Wednesday was writeups, emails and the final Stonehouse ArtLift session. People who have attended Artlift sessions find it really upsetting, sometimes, when they reach the end of their two terms – but of course we have to make space for new people. More emails, and some weeding, and some Artlift stuff, and prep.
On Thursday I had my last World War 1 poetry session with Year 6 kids. They were brilliant – full of good questions and ideas. It’s been hard work, this project, but great fun to deliver, and with lovely feedback, e.g. “The best two hours ever – it felt like two minutes.” Can’t ask for more than that! Now I have to put the book of pieces together.
The Son was home briefly in the afternoon, and although I really should have been working, I thought it was more important to spend time with him, so I did – until I really had to go and practise for my gig…
…which was at Worcester Speakeasy, as part of the Worcestershire Literature Festival. I was headlining – tricky, because I’ve headlined there twice already and I don’t really like repeating poems in the same venue. Most of what I did was fairly new, or things I hadn’t done for a while, so all a bit risky. But it all went off ok, and people seemed to enjoy it. They were a lovely audience too.
On Friday another last session, this time with my Longlevens Artlift group. This was the final session ever at this venue; we just haven’t had enough referrals. At least all the regulars attended, and it was clear how much the sessions have meant to them. One of them gave me a little rose bush in a pot.
I did the writeups, and answered emails, and mowed the back lawn, and then went off to my second gig, at the Reading Poets’ Café. This was a much quieter audience, who I think were not accustomed to performance poetry.

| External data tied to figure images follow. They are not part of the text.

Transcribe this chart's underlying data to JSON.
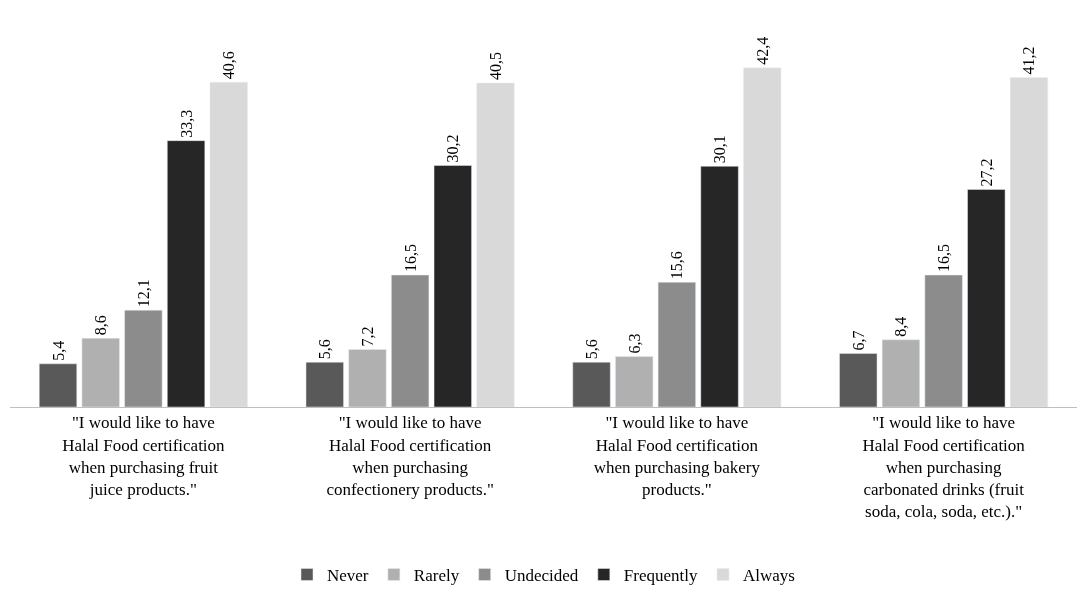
{
  "chart_data": {
    "type": "bar",
    "categories": [
      "\"I would like to have Halal Food certification when purchasing fruit juice products.\"",
      "\"I would like to have Halal Food certification when purchasing confectionery products.\"",
      "\"I would like to have Halal Food certification when purchasing bakery products.\"",
      "\"I would like to have Halal Food certification when purchasing carbonated drinks (fruit soda, cola, soda, etc.).\""
    ],
    "series": [
      {
        "name": "Never",
        "color": "#595959",
        "values": [
          5.4,
          5.6,
          5.6,
          6.7
        ],
        "value_labels": [
          "5,4",
          "5,6",
          "5,6",
          "6,7"
        ]
      },
      {
        "name": "Rarely",
        "color": "#b0b0b0",
        "values": [
          8.6,
          7.2,
          6.3,
          8.4
        ],
        "value_labels": [
          "8,6",
          "7,2",
          "6,3",
          "8,4"
        ]
      },
      {
        "name": "Undecided",
        "color": "#8c8c8c",
        "values": [
          12.1,
          16.5,
          15.6,
          16.5
        ],
        "value_labels": [
          "12,1",
          "16,5",
          "15,6",
          "16,5"
        ]
      },
      {
        "name": "Frequently",
        "color": "#262626",
        "values": [
          33.3,
          30.2,
          30.1,
          27.2
        ],
        "value_labels": [
          "33,3",
          "30,2",
          "30,1",
          "27,2"
        ]
      },
      {
        "name": "Always",
        "color": "#d9d9d9",
        "values": [
          40.6,
          40.5,
          42.4,
          41.2
        ],
        "value_labels": [
          "40,6",
          "40,5",
          "42,4",
          "41,2"
        ]
      }
    ],
    "legend": "bottom"
  }
}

And that was one of the things that set me thinking. There were poets there, and I know there are a lot of poets online, who write poems that they read to other poets; who submit poems for publication by little journals read only by a handful of other poets; who attend workshops attended by other poets. Most of my time is spent with people who were not, or who didn’t of themselves as, poets; the effects of poetry on them are immense and incredibly valuable. And I thought – I’m so glad that I have these opportunities; it must be difficult without them to feel that there is any point in poetry at all; perhaps there isn’t. And then again, perhaps I’ve got it all wrong.
No rest on Saturday – it was off to run my kids’ group in Pershore. This was our last session until September, so we had popcorn and cakes and pink lemonade. My usual assistant, the excellent Charley, had hurt her leg and couldn’t be there – but somehow, the kids managed quite a long period of quiet writing, which is something they find very difficult. They are a really lively bunch – full of great ideas, but not always able to focus on writing.
In the afternoon I did invoices and writeups, and lots of emails. I had to email the people whose poems have not been chosen for Poetry on Loan postcards, which I don’t like doing much – especially because the poems submitted were so good! But we just couldn’t use all of them.
On Sunday I suggested to The Bloke that he might like to see the sculptures at Quenington, so off we went again. He is very good at noticing things, and he pointed out to me the beautiful speckled trout in the river; and later we saw a tiny moorhen chick, swimming desperately and squeaking with all its might – presumably it had become separated from its mum. And there I was, thinking again – the fish and the moorhen chick had between them more beauty, grace, emotion, and food for thought than all of the sculptures put together. I think you would be much better off getting a cat than a sculpture, personally – especially at the prices that were being charged. Perhaps The Bloke and I will stick to wildlife parks.
And then I finally caught up with my emails, at 11:30 last night. Too much thinking; too much doing. What I need is a rest.